Aston Martin Going Racing

Back in the early 1920s, Count Louis Zborowski, a “fabulously wealthy son of a Polish Count”—oddly enough, one born in Elizabethtown, New Jersey—“and an American heiress” who had “a fortune that in today’s money would comfortably class him as a billionaire,” according to Aston Martin, was fundamentally responsible for getting the British firm into Grand Prix racing, with the company’s first effort at the French Grand Prix in 1922, with the Count behind the wheel of one of the two cars entered into the event. Neither car finished.

Aston Martin Chassis TT1–the company’s original race car. (Image: Aston Martin)

Zbrowski? He joined the Mercedes team in 1924 and died racing in the Italian Grand Prix at Monza, colliding with a tree. His father, William Eliot Morris Zborowski, died in a racing accident in 1903, during a hill climb in France.

Lawrence Stroll, a Canadian billionaire, is the Executive Chairman of Aston Martin Lagonda. A consortium of investors he led put £182 million into the company last January, then reworked the agreement in March so that the group owns about 25% of the company.

Stroll has long been involved in racing. His son Lance is a driver. Stroll owns Circuit Mont-Tremblant in Quebec. He isn’t a mere spectator or fan.
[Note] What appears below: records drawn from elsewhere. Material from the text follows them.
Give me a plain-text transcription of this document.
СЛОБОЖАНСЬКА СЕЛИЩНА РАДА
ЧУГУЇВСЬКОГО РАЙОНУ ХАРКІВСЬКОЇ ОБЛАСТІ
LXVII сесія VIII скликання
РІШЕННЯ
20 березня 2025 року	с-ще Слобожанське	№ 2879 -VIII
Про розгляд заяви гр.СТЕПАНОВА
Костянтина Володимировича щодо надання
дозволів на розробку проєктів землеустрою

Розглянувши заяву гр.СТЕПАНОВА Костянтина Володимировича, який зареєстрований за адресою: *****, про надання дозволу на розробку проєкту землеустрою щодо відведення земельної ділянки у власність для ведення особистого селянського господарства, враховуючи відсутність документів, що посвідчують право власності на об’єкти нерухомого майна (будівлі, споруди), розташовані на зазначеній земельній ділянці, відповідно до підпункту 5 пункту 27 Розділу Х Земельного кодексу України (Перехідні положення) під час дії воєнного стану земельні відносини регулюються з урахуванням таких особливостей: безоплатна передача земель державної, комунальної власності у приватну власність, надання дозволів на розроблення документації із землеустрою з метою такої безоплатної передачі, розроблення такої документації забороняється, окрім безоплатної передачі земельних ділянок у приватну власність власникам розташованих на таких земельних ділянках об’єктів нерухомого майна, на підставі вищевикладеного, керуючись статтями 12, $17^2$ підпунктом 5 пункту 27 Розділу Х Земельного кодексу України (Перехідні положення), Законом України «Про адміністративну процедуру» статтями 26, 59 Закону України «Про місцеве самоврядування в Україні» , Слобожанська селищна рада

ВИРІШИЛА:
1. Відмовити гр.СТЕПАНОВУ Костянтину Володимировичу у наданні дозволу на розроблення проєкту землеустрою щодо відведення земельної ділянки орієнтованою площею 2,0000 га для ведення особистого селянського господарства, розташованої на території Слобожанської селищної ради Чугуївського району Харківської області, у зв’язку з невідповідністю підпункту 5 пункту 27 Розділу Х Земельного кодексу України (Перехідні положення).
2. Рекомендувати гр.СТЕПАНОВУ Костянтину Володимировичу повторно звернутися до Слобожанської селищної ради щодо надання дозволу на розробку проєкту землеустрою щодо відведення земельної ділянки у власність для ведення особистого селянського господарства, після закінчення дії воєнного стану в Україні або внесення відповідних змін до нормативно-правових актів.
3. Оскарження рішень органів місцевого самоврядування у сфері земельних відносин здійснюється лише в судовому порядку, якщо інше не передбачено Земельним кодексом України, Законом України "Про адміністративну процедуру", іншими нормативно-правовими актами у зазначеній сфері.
He is of the fabric of the sport.

And now he has revived the Aston Martin Formula One team.

According to AutoExpress, as of late October 2020 Aston Martin had delivered a total 2,752 cars and had an operating loss of £ 229 million.

Which makes one wonder about whether it makes a whole lot of sense to go racing, an undertaking that is notoriously cash-intensive.

Here is something of an interesting coincidence: Mercedes—remember Zbrowski’s car (and it seems that his father might have been piloting one up that hill in France)?—has entered into an agreement with Aston Martin through which it may be able to acquire as much as 20% of the company.